例如,x = np.random.randint(low=0, high=10, shape=(6,6))给了我一个6x6的numpy数组:
array([[3, 1, 0, 1, 5, 4],
[2, 9, 9, 4, 8, 8],
[2, 3, 4, 3, 2, 9],
[5, 8, 4, 5, 7, 6],
[3, 0, 8, 1, 8, 0],
[6, 7, 1, 9, 0, 5]])
如何获取所有2x3子矩阵的列表?那些非重叠的呢?
我可以自己编写代码,但我确定这是一个足够普通的操作,它已经存在于numpy中,我无法找到它。
答案 0 :(得分:3)
本文中列出了获取给定形状的子矩阵列表的通用方法。
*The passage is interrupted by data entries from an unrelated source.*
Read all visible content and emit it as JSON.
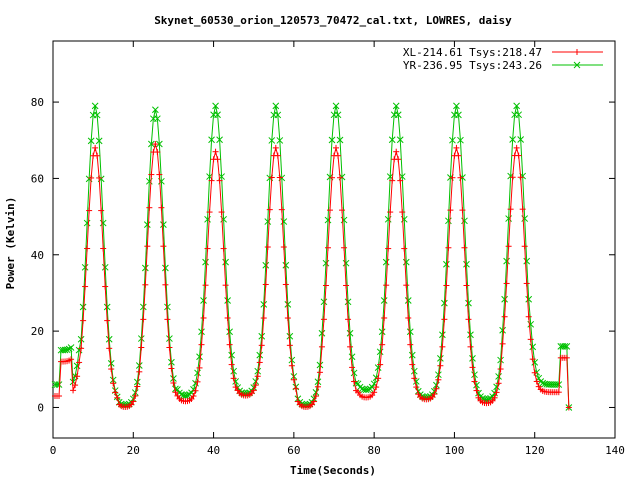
{
  "chart_data": {
    "type": "line",
    "title": "Skynet_60530_orion_120573_70472_cal.txt, LOWRES, daisy",
    "xlabel": "Time(Seconds)",
    "ylabel": "Power (Kelvin)",
    "xlim": [
      0,
      140
    ],
    "ylim": [
      -8,
      96
    ],
    "x_ticks": [
      0,
      20,
      40,
      60,
      80,
      100,
      120,
      140
    ],
    "y_ticks": [
      0,
      20,
      40,
      60,
      80
    ],
    "grid": false,
    "legend_position": "top-right",
    "series": [
      {
        "name": "XL-214.61 Tsys:218.47",
        "color": "#ff0000",
        "marker": "plus",
        "baseline_segments": [
          {
            "x0": 0.5,
            "x1": 2.0,
            "y": 3
          },
          {
            "x0": 2.0,
            "x1": 5.0,
            "y": 12
          },
          {
            "x0": 5.0,
            "x1": 7.0,
            "y": 3
          },
          {
            "x0": 7.0,
            "x1": 16.5,
            "y": 1
          },
          {
            "x0": 16.5,
            "x1": 22.0,
            "y": 0
          },
          {
            "x0": 22.0,
            "x1": 31.0,
            "y": 1
          },
          {
            "x0": 31.0,
            "x1": 37.0,
            "y": 1.5
          },
          {
            "x0": 37.0,
            "x1": 46.0,
            "y": 2.5
          },
          {
            "x0": 46.0,
            "x1": 52.0,
            "y": 3
          },
          {
            "x0": 52.0,
            "x1": 61.0,
            "y": 2
          },
          {
            "x0": 61.0,
            "x1": 67.0,
            "y": 0
          },
          {
            "x0": 67.0,
            "x1": 76.0,
            "y": 1.5
          },
          {
            "x0": 76.0,
            "x1": 82.0,
            "y": 2.5
          },
          {
            "x0": 82.0,
            "x1": 91.0,
            "y": 2.5
          },
          {
            "x0": 91.0,
            "x1": 97.0,
            "y": 2
          },
          {
            "x0": 97.0,
            "x1": 106.0,
            "y": 1.5
          },
          {
            "x0": 106.0,
            "x1": 112.0,
            "y": 1
          },
          {
            "x0": 112.0,
            "x1": 119.0,
            "y": 2.5
          },
          {
            "x0": 119.0,
            "x1": 125.0,
            "y": 4
          },
          {
            "x0": 125.0,
            "x1": 126.5,
            "y": 4
          },
          {
            "x0": 126.5,
            "x1": 128.5,
            "y": 13
          }
        ],
        "peaks": [
          {
            "x": 10.5,
            "y": 68
          },
          {
            "x": 25.5,
            "y": 69
          },
          {
            "x": 40.5,
            "y": 67
          },
          {
            "x": 55.5,
            "y": 68
          },
          {
            "x": 70.5,
            "y": 68
          },
          {
            "x": 85.5,
            "y": 67
          },
          {
            "x": 100.5,
            "y": 68
          },
          {
            "x": 115.5,
            "y": 68
          }
        ],
        "peak_width_sigma": 2.0
      },
      {
        "name": "YR-236.95 Tsys:243.26",
        "color": "#00c000",
        "marker": "x",
        "baseline_segments": [
          {
            "x0": 0.5,
            "x1": 2.0,
            "y": 6
          },
          {
            "x0": 2.0,
            "x1": 5.0,
            "y": 15
          },
          {
            "x0": 5.0,
            "x1": 7.0,
            "y": 5
          },
          {
            "x0": 7.0,
            "x1": 16.5,
            "y": 1
          },
          {
            "x0": 16.5,
            "x1": 22.0,
            "y": 0.5
          },
          {
            "x0": 22.0,
            "x1": 31.0,
            "y": 1.5
          },
          {
            "x0": 31.0,
            "x1": 37.0,
            "y": 3
          },
          {
            "x0": 37.0,
            "x1": 46.0,
            "y": 3.5
          },
          {
            "x0": 46.0,
            "x1": 52.0,
            "y": 3.5
          },
          {
            "x0": 52.0,
            "x1": 61.0,
            "y": 2
          },
          {
            "x0": 61.0,
            "x1": 67.0,
            "y": 0.5
          },
          {
            "x0": 67.0,
            "x1": 76.0,
            "y": 3
          },
          {
            "x0": 76.0,
            "x1": 82.0,
            "y": 4.5
          },
          {
            "x0": 82.0,
            "x1": 91.0,
            "y": 3.5
          },
          {
            "x0": 91.0,
            "x1": 97.0,
            "y": 2.5
          },
          {
            "x0": 97.0,
            "x1": 106.0,
            "y": 2.5
          },
          {
            "x0": 106.0,
            "x1": 112.0,
            "y": 2
          },
          {
            "x0": 112.0,
            "x1": 119.0,
            "y": 4
          },
          {
            "x0": 119.0,
            "x1": 125.0,
            "y": 6
          },
          {
            "x0": 125.0,
            "x1": 126.5,
            "y": 6
          },
          {
            "x0": 126.5,
            "x1": 128.5,
            "y": 16
          }
        ],
        "peaks": [
          {
            "x": 10.5,
            "y": 79
          },
          {
            "x": 25.5,
            "y": 78
          },
          {
            "x": 40.5,
            "y": 79
          },
          {
            "x": 55.5,
            "y": 79
          },
          {
            "x": 70.5,
            "y": 79
          },
          {
            "x": 85.5,
            "y": 79
          },
          {
            "x": 100.5,
            "y": 79
          },
          {
            "x": 115.5,
            "y": 79
          }
        ],
        "peak_width_sigma": 2.0
      }
    ]
  }
}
根据子矩阵的行(C风格)或列专业(fortran-way)的顺序,您将有两个选择。以下是np.reshape,np.transpose和np.array_split -
def split_submatrix(x,submat_shape,order='C'):
p,q = submat_shape # Store submatrix shape
m,n = x.shape
if np.any(np.mod(x.shape,np.array(submat_shape))!=0):
raise Exception('Input array shape is not divisible by submatrix shape!')
if order == 'C':
x4D = x.reshape(-1,p,n/q,q).transpose(0,2,1,3).reshape(-1,p,q)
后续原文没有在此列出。